Милый горбун. Бедный горбун. Как пронзительно он смотрит на меня. Он художник. Он и должен так смотреть. Он раздевает меня взглядом. А граф? Что граф? Берегись, матадор, когда играет бык. Он играет в один рог, затем в другой. Трубит зорю. Отбой. Спать, офицеры! Сегодня мы идем плясать канкан.
– Откуда ты все знаешь, горбун?…
– Я живу в публичном доме.
Мадлен расхохоталась.
– Тогда тебя надо переселить к…
Осеклась под бешеным взглядом графа.
Горбатый художник быстро, резко сложил в котомку палитру со счищенными и сброшенными на землю красками, кисти, мастихин, переносной мольберт. Вскинул котомку за спину. Калика перехожий. Откуда она знает эти чужие, древние слова?… Калика… калека… они идут по дорогам, слепые, играют на лирах и гудят в дудки… поют заунывные песни…
– Я живу у шлюх, они меня кормят. Я аристократ. Мы обеднели. Разорились вчистую. Мать покончила жизнь самоубийством. Я родился видите какой. Отец погиб на войне в Алжире. У меня в Алжире есть брат. От последней жены отца, алжирки. У него совсем темная, шоколадная кожа. Я его писал маслом, когда был на похоронах отца. Мы ездили в Ливию. Карфаген… он всегда должен быть разрушен. А у шлюх тепло. И сытно. Они топят камины – будь здоров! Мне нравится, что они всегда голые. Я пишу их без перерыва. И голых, и одетых. Какие тела!.. И в телах есть души. Вы не сомневаетесь, что в телах есть души?… Я долго сомневался. Потом понял: есть.

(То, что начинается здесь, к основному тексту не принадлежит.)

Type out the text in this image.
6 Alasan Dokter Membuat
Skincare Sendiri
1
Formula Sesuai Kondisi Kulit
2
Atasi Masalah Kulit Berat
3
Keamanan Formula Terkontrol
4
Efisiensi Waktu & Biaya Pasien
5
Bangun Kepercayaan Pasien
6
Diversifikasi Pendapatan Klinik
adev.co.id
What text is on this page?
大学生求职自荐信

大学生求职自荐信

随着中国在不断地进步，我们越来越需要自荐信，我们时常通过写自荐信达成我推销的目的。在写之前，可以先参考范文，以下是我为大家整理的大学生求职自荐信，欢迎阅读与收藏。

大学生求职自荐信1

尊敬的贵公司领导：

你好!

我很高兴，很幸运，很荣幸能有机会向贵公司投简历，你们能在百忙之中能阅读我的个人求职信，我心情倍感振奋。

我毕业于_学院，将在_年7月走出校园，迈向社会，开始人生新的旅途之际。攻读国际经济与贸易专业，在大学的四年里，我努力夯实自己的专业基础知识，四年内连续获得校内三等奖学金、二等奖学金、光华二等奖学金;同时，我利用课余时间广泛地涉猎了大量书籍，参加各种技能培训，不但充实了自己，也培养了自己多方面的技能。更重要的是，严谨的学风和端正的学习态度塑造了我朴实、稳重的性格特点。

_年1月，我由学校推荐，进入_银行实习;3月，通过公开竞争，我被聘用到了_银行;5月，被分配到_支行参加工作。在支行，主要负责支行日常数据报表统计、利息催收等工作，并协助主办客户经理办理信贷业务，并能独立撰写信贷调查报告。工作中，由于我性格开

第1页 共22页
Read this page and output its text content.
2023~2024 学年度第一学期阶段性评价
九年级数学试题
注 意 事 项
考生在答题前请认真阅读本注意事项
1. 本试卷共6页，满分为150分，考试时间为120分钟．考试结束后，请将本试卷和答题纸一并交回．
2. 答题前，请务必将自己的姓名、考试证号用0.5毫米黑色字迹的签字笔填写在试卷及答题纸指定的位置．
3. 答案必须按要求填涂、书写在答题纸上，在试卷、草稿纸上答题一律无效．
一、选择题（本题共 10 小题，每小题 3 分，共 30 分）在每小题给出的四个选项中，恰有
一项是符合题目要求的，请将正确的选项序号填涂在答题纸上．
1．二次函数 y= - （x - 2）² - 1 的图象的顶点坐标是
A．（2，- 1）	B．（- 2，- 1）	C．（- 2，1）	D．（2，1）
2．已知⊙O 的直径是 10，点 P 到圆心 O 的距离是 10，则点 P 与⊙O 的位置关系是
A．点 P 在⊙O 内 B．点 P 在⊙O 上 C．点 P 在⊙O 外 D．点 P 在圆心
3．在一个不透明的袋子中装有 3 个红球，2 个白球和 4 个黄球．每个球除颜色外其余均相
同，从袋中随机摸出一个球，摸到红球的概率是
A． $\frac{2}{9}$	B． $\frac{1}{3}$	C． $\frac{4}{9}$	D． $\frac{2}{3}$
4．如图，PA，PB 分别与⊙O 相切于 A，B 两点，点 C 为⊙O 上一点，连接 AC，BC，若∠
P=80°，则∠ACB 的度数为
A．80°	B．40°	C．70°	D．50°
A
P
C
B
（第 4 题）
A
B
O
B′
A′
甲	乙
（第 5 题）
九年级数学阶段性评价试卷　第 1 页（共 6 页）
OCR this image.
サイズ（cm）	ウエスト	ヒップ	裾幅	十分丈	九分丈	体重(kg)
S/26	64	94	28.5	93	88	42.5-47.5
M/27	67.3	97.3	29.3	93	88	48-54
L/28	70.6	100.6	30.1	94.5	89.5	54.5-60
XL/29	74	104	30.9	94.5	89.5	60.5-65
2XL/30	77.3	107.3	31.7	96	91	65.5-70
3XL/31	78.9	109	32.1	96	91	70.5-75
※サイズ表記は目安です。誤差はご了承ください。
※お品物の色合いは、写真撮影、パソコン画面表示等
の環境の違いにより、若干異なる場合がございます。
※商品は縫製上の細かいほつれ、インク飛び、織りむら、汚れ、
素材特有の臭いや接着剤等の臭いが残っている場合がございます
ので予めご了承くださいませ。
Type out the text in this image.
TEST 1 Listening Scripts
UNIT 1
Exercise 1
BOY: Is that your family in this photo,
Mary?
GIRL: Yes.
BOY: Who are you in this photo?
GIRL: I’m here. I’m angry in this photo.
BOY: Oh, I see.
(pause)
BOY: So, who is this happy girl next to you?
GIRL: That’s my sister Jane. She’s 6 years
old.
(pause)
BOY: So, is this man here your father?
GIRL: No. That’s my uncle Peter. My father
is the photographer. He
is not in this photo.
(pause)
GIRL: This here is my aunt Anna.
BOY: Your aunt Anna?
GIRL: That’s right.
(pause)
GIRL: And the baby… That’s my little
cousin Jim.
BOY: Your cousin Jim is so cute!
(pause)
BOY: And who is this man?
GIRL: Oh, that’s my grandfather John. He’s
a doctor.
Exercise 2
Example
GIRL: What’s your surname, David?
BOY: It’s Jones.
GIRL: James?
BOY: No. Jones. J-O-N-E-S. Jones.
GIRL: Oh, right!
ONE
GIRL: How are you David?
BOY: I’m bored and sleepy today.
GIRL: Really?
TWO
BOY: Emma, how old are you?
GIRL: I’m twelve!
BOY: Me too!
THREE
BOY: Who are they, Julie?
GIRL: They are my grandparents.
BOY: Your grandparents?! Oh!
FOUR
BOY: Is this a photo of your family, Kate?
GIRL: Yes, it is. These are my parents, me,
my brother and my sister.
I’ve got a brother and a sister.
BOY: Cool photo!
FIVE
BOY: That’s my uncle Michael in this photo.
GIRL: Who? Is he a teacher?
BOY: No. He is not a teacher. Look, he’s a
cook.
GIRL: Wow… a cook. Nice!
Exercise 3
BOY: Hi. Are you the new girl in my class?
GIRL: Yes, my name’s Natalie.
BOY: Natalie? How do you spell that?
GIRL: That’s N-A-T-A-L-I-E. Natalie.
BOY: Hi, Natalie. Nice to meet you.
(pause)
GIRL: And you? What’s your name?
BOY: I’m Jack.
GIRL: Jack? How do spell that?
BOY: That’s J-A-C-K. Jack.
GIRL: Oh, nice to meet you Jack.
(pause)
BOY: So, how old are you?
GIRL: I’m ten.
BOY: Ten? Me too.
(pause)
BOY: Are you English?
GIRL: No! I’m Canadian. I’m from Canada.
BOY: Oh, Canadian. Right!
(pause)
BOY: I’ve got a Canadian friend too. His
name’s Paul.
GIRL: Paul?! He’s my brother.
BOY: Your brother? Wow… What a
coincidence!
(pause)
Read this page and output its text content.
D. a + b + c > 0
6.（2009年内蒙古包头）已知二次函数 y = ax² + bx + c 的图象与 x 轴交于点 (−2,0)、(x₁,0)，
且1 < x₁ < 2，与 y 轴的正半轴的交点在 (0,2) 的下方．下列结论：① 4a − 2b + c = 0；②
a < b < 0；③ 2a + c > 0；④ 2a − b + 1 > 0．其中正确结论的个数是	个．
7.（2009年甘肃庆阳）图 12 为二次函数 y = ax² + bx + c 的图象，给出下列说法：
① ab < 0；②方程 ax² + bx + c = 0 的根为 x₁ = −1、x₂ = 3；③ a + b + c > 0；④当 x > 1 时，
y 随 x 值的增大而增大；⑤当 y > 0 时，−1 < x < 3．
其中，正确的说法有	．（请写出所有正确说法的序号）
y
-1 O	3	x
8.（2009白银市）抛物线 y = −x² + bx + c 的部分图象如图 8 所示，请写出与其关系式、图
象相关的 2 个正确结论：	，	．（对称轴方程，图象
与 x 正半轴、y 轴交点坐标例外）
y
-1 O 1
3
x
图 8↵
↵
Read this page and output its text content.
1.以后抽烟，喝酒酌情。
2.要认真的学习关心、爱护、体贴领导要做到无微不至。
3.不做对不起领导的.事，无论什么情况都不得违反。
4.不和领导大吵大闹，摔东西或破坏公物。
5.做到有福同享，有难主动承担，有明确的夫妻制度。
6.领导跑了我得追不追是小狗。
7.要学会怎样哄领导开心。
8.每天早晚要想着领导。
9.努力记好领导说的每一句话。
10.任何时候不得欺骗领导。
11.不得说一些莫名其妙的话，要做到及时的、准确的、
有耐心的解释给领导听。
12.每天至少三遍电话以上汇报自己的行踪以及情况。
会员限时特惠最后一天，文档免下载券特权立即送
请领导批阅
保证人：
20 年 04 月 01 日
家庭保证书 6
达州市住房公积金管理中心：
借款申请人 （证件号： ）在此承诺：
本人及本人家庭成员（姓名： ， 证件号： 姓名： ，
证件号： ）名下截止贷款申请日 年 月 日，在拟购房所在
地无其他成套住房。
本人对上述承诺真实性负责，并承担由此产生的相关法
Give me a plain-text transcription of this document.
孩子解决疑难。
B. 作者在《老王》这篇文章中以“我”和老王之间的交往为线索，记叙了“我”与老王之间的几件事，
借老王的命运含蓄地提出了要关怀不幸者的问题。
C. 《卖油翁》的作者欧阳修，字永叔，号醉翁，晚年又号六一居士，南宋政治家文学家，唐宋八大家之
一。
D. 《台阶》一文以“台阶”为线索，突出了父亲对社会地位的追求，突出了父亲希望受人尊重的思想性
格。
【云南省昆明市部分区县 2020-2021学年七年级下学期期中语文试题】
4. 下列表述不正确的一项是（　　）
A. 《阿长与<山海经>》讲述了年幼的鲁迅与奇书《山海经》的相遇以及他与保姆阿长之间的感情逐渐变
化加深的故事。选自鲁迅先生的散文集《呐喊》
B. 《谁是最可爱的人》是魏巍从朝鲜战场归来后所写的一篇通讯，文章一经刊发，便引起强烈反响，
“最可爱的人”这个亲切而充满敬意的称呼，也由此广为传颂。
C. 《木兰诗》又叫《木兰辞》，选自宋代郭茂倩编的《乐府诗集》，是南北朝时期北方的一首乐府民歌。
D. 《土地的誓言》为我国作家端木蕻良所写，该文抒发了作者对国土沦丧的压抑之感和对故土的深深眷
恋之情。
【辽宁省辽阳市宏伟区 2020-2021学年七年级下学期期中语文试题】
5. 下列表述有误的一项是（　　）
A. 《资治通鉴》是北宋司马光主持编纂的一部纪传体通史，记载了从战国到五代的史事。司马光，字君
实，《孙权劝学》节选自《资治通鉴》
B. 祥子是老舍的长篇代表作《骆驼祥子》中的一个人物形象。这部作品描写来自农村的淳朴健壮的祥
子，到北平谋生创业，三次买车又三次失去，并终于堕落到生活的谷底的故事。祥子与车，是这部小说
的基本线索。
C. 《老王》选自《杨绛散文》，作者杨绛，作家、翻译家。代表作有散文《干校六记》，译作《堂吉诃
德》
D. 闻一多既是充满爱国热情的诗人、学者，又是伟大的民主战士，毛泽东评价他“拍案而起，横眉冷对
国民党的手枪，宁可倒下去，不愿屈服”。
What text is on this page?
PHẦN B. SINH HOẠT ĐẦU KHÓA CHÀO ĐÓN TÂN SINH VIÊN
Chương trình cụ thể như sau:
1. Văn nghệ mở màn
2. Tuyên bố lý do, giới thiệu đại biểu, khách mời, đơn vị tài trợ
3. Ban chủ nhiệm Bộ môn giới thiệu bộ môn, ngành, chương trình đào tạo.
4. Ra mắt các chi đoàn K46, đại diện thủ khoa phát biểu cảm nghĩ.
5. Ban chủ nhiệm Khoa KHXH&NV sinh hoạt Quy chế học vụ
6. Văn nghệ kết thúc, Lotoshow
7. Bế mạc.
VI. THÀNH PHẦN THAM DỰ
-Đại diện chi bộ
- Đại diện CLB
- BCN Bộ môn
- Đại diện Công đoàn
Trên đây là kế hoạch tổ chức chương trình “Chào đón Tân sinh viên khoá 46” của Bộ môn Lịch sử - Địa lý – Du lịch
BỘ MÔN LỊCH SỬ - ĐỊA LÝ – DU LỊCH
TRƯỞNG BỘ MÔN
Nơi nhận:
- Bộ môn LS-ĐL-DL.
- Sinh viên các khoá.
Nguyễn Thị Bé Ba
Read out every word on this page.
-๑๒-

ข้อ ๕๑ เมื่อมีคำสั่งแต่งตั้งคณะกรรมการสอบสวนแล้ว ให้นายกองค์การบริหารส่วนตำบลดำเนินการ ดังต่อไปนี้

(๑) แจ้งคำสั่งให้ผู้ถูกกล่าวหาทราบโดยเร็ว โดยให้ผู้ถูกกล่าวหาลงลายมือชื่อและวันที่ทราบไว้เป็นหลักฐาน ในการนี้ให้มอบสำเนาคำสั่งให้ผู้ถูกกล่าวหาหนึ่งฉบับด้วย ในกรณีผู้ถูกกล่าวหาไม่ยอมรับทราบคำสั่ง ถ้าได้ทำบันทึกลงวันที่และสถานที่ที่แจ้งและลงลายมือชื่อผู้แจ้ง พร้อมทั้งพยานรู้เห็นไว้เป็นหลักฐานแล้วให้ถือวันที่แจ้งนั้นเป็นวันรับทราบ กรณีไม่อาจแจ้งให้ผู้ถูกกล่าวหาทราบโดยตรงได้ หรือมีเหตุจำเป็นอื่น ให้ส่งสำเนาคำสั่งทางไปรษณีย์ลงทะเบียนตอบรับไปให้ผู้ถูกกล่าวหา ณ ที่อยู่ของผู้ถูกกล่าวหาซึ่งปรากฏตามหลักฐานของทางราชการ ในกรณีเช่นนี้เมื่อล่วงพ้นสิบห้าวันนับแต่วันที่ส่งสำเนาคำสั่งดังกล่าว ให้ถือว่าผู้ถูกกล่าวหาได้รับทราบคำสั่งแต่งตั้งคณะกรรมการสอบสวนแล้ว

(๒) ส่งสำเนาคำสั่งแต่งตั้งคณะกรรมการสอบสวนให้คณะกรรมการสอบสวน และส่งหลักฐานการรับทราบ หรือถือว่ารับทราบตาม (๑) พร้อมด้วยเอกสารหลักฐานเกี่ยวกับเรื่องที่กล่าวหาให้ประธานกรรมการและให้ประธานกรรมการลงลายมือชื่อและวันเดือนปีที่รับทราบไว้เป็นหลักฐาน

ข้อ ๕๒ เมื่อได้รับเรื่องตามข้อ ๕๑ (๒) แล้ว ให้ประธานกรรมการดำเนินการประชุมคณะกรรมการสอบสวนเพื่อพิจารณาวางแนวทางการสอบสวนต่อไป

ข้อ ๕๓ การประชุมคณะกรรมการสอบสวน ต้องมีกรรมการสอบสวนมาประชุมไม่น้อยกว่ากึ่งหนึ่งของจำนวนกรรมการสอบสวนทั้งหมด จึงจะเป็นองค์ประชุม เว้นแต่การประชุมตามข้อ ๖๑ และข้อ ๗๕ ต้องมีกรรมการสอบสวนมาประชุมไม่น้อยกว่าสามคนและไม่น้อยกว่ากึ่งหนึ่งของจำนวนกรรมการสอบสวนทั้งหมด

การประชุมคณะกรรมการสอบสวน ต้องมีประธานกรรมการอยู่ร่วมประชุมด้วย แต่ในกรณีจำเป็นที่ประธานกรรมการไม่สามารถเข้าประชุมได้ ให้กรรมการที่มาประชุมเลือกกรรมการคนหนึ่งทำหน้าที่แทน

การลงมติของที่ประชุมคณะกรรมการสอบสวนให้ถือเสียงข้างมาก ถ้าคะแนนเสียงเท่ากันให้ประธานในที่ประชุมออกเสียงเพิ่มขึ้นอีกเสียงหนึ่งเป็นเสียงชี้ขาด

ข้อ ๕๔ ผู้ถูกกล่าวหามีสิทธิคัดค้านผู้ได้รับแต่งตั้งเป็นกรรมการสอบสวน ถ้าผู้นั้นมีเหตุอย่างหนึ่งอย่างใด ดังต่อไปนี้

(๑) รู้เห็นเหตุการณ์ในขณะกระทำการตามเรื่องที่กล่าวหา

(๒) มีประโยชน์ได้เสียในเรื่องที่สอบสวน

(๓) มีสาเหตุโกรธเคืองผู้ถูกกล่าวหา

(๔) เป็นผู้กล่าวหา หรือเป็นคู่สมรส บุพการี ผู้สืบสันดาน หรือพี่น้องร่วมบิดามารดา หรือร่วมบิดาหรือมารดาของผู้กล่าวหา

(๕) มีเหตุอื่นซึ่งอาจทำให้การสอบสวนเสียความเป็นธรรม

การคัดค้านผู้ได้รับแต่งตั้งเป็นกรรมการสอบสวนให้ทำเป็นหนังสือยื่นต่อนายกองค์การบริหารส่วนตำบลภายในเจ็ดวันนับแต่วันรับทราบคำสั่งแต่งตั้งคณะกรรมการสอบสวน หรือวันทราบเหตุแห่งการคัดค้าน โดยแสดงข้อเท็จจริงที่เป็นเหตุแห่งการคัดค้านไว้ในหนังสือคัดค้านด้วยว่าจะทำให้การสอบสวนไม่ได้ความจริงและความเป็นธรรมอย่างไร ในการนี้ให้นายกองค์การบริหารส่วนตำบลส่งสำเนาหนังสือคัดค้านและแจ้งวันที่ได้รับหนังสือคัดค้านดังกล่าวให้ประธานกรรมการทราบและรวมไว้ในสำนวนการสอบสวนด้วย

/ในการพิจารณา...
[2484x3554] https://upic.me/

Мадлен глядела на художника во все глаза.
Он глядел на нее.
Вот натура так натура. Интересно ее раздеть. Даст ли ее ему для позирования этот хмырь, кого она усердно именует сутенером? На ловца проституток он мало похож. Какие холеные пальцы. Он, наследственный аристократ, потомок герцогов Гизов, заканчивающий свою жизнь на задворках великого Пари, знает цену этим выхоленным пальцам, этим лощеным, выбритым фирменными лезвиями щекам и скулам, этим рубахам с именными вензелями, этим платочкам, казалось бы, наивно высовывающимся из отглаженных карманов вместе с цепями брелоков. Граф. Или герцог. Или барон. Или, на худой конец, очень богатый рантье.